Why Vanilla ECS Is Not Enough
この話も難しく、実装はハックです。うーむ
内容・感想
- ECS にはデータ構造と設計という 2 つの面がある
- バニラ ECS (記事中では明確に定義されている) では様々なパタンを上手く表現できない:
- データ階層。バニラ ECS では最速でイテレート可能な形で階層を表現できない。
-
Component
の共有。特定のフレームワークが特定の内部データ表現に依ってこの機能を実現している。これらは ECS そもものが持つ語彙では無い。 - 多数のインスタンス。ある
Component
のインスタンスを複数挿入する方法が用意されていない。 - 実行時のタグ。タグが静的に (型で) 表現できるなら良いが、タグが動的に増えていく場合はバニラ ECS で表現できない。
- Entity の状態。普通にバニラ ECS の上で状態を実装すると、間違えて 2 つの状態を同時に ON にしてしまったりする。
- 究極的に宣言的なプログラミング。

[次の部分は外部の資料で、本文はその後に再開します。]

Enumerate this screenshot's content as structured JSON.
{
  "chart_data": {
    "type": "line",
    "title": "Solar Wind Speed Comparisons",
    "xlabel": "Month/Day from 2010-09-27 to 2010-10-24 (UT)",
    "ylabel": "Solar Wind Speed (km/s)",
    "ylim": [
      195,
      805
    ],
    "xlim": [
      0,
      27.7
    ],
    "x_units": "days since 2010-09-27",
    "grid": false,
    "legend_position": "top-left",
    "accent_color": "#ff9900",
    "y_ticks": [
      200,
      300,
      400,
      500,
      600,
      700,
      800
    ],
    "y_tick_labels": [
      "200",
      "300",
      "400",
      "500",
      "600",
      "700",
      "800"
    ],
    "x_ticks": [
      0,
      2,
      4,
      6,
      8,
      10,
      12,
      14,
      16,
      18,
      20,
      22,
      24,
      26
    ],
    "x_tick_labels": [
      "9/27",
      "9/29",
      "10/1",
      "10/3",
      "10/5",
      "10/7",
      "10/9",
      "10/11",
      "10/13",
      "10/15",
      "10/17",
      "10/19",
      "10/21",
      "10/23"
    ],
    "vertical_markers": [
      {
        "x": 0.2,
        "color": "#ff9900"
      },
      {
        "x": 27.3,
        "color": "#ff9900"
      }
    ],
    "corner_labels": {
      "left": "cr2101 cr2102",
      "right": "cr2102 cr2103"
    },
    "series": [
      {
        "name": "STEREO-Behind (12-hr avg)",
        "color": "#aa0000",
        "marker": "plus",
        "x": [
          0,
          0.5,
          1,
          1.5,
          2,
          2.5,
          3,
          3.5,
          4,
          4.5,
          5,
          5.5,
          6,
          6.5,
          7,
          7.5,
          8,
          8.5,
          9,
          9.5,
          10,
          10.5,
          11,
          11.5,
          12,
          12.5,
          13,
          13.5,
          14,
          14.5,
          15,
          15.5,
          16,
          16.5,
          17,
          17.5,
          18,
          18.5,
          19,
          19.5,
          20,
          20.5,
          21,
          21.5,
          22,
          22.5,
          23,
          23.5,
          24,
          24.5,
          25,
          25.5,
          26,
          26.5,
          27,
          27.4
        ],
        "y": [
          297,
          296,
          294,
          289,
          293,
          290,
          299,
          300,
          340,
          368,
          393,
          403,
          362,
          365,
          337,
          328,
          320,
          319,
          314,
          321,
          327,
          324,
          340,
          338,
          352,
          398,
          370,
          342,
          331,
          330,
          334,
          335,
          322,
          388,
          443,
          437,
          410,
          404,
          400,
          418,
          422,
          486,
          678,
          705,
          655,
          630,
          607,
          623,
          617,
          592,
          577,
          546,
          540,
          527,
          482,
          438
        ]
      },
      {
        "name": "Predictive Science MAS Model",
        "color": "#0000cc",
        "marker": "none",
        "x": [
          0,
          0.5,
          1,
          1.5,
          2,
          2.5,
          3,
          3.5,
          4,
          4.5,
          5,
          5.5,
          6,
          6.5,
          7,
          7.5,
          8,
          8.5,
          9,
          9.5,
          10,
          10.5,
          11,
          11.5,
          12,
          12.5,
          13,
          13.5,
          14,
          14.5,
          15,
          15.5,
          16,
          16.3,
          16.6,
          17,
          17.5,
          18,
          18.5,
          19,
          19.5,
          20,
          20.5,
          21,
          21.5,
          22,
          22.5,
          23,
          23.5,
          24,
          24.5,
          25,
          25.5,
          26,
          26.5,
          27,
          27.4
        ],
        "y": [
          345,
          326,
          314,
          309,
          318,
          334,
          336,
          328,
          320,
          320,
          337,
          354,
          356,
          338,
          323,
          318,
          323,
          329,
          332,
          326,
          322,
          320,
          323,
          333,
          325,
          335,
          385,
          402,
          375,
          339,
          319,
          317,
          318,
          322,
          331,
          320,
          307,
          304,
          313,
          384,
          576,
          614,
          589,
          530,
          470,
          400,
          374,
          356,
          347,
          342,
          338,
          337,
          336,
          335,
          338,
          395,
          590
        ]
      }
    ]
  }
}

たとえば
Component
の追加時・削除時に走るシステムの表現。 - システムの実行順。
よって Entity
の定義を拡張し、以下の定義を追加する:
- A component identifier is an entity
- タグを entity として動的に生成し追加する
- A component can be annotated with a role
- 親子関係などを設定できる??
flex
のドキュメントを読むのが良さそう。
- 親子関係などを設定できる??
- An <entity, component> tuple can have 0 .. N components
- たとえば
(Entity, BuffA)
と(Entity, BuffB)
に対して同じTimer
component を追加する。あるいは(Entity, Entity)
も可能なので動的な値に関してTimer
を追加できる。
- たとえば
その他 System
も再定義する。略
このように、 ECS の定義を拡張する形でより良いフレームワークが考えられるという話?
Entity
を実行時に生成できる Component
型のように扱うのはかなりハックな気がします。理解も難しい。
Building Games in ECS with Entity Relationships
前の 2 つよりは分かるけれども、ついていくのは難しい……
-
Entity
同士の関係性がフレームワークに 1 級市民として支持されることは少ない。たとえば関係性のあるEntity
が破壊されたり、複数のEntity
との関係性を作りたい場合はどうするだろうか? - (
flex
の) entity relashionships は entity のグラフを描きグラフのクエリを書くための統合された手段である。その実装は 1 見複雑に見えるが、大半は ECS の中に存在する機能を作り直したり調整するだけである。 - Relation というのは 2 つのものを追加することである。たとえば
(Likes, Dog)
を追加すれば entity likes dog という関係性を表現できる。 Generics のある言語で表現するなら、Relation<Likes, Dog>
を追加するようなものだ。 - ここで
Dog
の部分を型ではなく変数にすれば、 entity attacks entity2 のような表現ができる。 entity2 は実行時に決定できるというのが component 型を使うのと異なるところだ。 - ここでの relashionship は値毎に別のものとして扱われる (?) 。同じものとして扱って重複を避けるためには、 exclusive relashionship を作る。
- 以下略
うーむストレージの話以外はついていくのが難しい。